If more processes are available than items contained in exper_list below, then no error is thrown and the logs actually show the following messages, but model, logs = run_training(experiment; checkpoint_dir=_save_dir) never executes.

[ Info: Running 9 experiments ...
┌ Warning: There are less experiments than processes. Check CPU efficiency of job.
└ @ Main /scratch/paltmeyer/code/CounterfactualTraining.jl/paper/experiments/run_grid.jl:43
[ Info: Rank 0: Running experiment: experiment_1 (1/1)
[ Info: Using `MPI.jl` for multi-processing.

Any help would be much appreciated!

I realized what the issue is: the inner loop is executed and distributed inside run_training(experiment; checkpoint_dir=_save_dir) and involves calls to MPI.Barrier. Since for workers that receive empty chunks (for the outer loop) that function is never called, these workers also never reach those barriers, causing all other workers to stop at those barriers.

The simple (and incredibly ugly and inefficient) fix is to assign dummy experiments as placeholders for empty elements of chunks. This way things work even if nproc >> m but I’m running redundant dummy experiments.

Any suggestions for a less ugly solution are still much appreciated.

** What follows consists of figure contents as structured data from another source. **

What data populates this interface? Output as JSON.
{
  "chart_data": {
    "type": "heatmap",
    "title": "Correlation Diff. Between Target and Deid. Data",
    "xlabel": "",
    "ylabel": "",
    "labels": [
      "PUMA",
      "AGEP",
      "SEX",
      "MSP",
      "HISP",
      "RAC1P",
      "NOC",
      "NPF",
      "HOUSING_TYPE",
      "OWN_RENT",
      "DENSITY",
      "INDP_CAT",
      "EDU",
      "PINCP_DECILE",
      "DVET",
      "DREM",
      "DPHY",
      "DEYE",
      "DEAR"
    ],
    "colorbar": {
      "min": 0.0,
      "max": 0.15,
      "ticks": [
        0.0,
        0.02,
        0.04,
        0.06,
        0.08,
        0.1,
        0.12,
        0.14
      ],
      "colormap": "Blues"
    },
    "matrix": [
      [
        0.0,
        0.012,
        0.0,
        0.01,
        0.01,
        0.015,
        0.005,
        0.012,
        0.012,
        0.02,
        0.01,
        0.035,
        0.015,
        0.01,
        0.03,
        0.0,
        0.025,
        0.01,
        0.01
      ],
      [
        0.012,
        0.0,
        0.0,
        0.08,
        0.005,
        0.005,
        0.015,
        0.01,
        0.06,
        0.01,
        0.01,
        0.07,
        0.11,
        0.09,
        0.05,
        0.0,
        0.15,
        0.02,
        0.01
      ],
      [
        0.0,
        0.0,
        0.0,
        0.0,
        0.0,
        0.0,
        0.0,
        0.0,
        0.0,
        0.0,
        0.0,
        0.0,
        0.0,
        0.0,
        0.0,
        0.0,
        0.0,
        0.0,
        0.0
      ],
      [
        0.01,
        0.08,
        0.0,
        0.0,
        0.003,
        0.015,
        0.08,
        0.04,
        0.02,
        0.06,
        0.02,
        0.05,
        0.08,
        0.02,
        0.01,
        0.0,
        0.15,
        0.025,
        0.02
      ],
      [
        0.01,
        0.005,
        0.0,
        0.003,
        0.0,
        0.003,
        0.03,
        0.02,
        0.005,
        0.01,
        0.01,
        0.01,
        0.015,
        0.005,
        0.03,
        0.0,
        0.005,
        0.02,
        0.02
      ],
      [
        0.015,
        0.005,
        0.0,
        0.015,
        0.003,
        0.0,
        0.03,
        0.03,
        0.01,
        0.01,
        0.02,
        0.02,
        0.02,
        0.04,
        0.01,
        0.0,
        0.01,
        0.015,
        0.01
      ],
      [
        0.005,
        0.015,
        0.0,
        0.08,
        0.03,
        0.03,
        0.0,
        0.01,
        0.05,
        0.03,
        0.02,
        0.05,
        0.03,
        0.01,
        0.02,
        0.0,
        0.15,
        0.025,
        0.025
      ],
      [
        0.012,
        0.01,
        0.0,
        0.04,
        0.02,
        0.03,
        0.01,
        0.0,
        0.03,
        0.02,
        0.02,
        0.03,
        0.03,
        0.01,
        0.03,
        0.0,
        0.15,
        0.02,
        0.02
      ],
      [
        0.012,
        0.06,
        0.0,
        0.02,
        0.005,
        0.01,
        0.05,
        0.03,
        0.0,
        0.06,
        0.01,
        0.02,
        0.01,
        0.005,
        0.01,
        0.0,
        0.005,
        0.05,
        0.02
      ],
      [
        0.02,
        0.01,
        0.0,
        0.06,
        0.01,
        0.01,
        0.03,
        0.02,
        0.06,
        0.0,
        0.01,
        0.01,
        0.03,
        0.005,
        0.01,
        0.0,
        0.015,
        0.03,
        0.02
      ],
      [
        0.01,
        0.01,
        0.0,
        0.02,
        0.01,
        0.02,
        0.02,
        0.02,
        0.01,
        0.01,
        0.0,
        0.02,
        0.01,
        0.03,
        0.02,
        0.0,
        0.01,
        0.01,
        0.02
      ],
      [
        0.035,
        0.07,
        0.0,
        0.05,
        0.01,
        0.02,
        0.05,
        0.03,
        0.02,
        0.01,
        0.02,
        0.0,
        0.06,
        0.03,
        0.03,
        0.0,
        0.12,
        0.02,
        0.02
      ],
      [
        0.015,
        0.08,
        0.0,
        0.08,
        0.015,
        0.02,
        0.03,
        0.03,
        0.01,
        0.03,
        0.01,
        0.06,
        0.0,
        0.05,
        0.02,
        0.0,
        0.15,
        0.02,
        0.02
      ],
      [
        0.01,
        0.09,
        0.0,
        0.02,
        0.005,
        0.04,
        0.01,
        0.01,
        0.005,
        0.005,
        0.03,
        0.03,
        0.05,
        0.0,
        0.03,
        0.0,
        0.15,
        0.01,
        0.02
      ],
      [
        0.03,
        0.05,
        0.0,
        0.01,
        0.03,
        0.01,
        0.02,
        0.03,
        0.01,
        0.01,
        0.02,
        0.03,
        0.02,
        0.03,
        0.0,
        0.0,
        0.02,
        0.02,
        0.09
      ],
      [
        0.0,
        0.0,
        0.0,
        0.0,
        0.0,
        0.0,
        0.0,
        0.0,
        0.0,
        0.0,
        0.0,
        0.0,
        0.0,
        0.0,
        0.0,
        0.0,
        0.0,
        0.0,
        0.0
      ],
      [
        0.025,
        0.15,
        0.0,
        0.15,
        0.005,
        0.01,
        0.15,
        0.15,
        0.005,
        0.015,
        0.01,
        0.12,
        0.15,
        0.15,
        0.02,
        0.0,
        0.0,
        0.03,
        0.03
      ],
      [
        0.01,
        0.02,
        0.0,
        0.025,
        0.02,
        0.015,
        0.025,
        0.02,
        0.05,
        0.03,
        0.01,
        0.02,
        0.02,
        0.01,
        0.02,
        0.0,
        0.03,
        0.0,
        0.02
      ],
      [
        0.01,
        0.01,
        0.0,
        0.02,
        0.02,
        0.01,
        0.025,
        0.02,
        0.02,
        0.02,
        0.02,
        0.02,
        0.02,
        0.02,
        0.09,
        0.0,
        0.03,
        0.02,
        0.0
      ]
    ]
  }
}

After spending many days on this, I’ve come to conclude that what I wanted to achieve here simply is not possible or at least I am nowhere near experienced enough with MPI to make it work properly. So if anyone ever ends up in this thread, my advice is simply: do not try to distribute a set of tasks that distribute another set of tasks, unless you already know what you’re doing (in which case you probably won’t end up in this thread).